The DSC thermograms of the erlotinib and PVP as well as solid dispersions and physical mixture are represented in Fig. 2. During scanning of the pure erlotinib a single endothermic was observed at 223°C related to the melting point. The DSC thermogram of PVP demonstrated a broad endothermic peak ranging from 45°C to 85°C, due to the loss of water from the hygroscopic PVP. The DSC thermograms of both solid dispersions and physical mixtures displayed a single endotherm of polymer only and the melting endotherm of erlotinib was disappeared owing to the drug amorphization or dilution effect of polymer. Also thermal analysis results demonstrated that no chemical interaction occurred between the drug and polymer during the solid dispersion preparation process.

Figure 2.

DSC thermograms of erlotinib, PVP, various solid dispersions and physical mixture (P1).
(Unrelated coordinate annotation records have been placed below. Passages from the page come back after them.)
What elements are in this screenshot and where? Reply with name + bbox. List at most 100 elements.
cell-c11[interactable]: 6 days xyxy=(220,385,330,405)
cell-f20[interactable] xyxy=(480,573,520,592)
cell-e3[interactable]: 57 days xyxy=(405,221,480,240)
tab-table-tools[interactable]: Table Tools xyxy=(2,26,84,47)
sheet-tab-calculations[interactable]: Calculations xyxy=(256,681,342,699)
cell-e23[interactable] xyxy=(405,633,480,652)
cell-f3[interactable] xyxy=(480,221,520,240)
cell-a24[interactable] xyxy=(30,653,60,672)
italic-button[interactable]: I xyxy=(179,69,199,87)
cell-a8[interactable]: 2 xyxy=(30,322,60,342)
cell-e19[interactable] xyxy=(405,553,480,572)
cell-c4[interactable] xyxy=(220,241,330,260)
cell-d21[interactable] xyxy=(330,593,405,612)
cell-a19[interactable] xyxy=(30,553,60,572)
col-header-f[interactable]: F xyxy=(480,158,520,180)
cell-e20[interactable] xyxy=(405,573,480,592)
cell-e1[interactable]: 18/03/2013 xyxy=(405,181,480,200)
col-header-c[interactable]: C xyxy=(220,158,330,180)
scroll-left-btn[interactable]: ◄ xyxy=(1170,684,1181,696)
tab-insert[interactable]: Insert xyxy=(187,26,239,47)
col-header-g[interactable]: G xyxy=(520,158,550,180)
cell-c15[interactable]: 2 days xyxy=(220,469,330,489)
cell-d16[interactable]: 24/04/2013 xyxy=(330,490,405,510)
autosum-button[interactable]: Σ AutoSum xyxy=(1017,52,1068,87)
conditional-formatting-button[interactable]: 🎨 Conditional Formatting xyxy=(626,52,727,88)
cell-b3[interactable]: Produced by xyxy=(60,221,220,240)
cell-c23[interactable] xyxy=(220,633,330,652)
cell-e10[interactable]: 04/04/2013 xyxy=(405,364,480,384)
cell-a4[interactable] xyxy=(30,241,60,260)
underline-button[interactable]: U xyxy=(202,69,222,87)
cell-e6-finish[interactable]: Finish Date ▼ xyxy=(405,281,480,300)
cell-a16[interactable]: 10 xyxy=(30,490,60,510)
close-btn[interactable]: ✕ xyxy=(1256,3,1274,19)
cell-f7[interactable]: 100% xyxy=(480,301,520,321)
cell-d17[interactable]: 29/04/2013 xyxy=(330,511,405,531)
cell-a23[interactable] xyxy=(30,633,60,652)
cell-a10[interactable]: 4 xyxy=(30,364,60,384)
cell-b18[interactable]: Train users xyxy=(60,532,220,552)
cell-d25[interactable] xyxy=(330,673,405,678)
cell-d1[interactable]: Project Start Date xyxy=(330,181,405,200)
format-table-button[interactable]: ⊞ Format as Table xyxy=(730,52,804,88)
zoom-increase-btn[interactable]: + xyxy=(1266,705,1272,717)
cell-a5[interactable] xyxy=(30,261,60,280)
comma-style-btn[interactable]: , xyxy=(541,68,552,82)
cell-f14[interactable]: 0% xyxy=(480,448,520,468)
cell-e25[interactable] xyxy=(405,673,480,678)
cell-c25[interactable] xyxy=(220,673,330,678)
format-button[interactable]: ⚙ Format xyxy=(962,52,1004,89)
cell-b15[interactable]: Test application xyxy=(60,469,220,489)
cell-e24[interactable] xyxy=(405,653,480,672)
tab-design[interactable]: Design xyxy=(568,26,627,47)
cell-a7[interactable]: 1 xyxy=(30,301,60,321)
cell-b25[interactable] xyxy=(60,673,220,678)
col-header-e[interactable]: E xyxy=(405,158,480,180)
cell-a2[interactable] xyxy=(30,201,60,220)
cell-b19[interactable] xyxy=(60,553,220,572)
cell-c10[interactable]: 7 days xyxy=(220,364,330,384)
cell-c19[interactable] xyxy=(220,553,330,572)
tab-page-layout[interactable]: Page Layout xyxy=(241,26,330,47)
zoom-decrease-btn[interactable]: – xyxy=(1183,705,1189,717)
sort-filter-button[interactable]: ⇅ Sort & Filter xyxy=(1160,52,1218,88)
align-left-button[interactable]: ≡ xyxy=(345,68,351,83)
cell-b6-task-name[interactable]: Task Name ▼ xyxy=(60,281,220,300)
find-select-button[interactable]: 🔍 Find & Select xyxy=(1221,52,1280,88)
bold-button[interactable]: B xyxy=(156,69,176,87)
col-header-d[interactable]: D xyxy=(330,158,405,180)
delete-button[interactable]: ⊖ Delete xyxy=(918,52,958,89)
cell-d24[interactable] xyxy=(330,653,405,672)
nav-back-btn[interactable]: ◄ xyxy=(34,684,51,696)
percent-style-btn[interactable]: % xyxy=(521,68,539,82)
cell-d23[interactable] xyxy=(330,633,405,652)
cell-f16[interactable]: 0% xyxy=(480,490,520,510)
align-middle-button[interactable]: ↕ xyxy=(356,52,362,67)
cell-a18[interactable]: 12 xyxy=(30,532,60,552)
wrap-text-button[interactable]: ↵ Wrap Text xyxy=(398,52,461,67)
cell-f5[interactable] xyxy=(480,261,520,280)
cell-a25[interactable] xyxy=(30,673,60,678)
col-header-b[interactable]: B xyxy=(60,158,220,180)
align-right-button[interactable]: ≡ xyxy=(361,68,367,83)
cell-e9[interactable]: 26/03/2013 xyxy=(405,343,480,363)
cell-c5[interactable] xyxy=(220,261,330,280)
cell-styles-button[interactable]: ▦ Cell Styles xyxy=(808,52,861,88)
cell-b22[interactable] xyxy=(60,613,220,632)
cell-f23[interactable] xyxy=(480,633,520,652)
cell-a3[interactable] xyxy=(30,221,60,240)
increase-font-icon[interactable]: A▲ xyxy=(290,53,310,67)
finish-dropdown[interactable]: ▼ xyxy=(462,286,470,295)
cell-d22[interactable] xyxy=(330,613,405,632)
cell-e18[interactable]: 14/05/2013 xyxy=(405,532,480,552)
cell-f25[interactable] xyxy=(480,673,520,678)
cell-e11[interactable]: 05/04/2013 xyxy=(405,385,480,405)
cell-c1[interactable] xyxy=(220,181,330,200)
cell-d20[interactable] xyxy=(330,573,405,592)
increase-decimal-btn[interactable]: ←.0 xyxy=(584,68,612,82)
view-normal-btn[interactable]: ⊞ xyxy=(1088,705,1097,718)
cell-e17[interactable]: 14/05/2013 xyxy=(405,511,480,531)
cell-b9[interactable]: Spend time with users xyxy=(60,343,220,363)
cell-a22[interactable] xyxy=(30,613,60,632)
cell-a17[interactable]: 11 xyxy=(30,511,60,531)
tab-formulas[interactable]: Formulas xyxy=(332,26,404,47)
The in vitro drug release profiles of the erlotinib as well as physical mixtures and solid dispersions are represented in Fig. 3. The oral absorption of poorly water-soluble drugs is generally controlled by the dissolution rate in the gastrointestinal tract. Therefore, these drugs exhibit dissolution-dependent bioavailability [25]. Consequently, increase in the dissolution rates of erlotinib as poorly water-soluble drug could possibly lead to an improved oral bioavailability and therapeutic efficacy. The pure erlotinib showed 44% and 80% drug release after 15 and 60 min, respectively, in HCl 0.01 N (pH = 2). Aqueous solubility of erlotinib hydrochloride is pH dependent and maximum solubility occurs at buffer with pH of 2 because of protonation of secondary amine. Binary solid dispersion of erlotinib prepared via electrospray method showed an increase in dissolution rate and drug release compared to the pure drug and physical mixtures, so that the amounts of released erlotinib during the first 15 min from the F1 and P1 were found to be 100% and 58%, respectively. The amount of released erlotinib during the first 15 min from the F2 and P2 was 93% and 42%, respectively. Finally, 80% and 42% of erlotinib from the F3 and P3 was dissolved in 15 min. Therefore, the use of the electrospray as one-step method is a promising technique to enhance the dissolution rate of erlotinib.

Figure 3.

Dissolution profile of erlotinib, various formulations and corresponding physical mixtures.

Conclusion

In conclusion, electrospraying, as one-step method, was utilized to prepare binary solid dispersions of erlotinib. The DSC thermograms of both solid dispersions and physical mixture displayed a single endotherm of polymer only and the melting endotherm of erlotinib was disappeared owing to the drug amorphization or dilution effect of polymer. The FTIR results demonstrated that no chemical interaction occurred between the drug and polymer during the solid dispersion preparation process. Solid dispersions of erlotinib prepared via electrospray method showed an increase in dissolution rate and drug release compared to the pure drug and physical mixtures. As the oral absorption of poorly water-soluble drugs is generally controlled by the dissolution rate in the gastrointestinal tract, consequently, increase in the dissolution rates of electrosprayed erlotinib could possibly lead to an improved oral bioavailability and therapeutic efficacy.

Conflict of interest

The authors declare no conflicts of interest.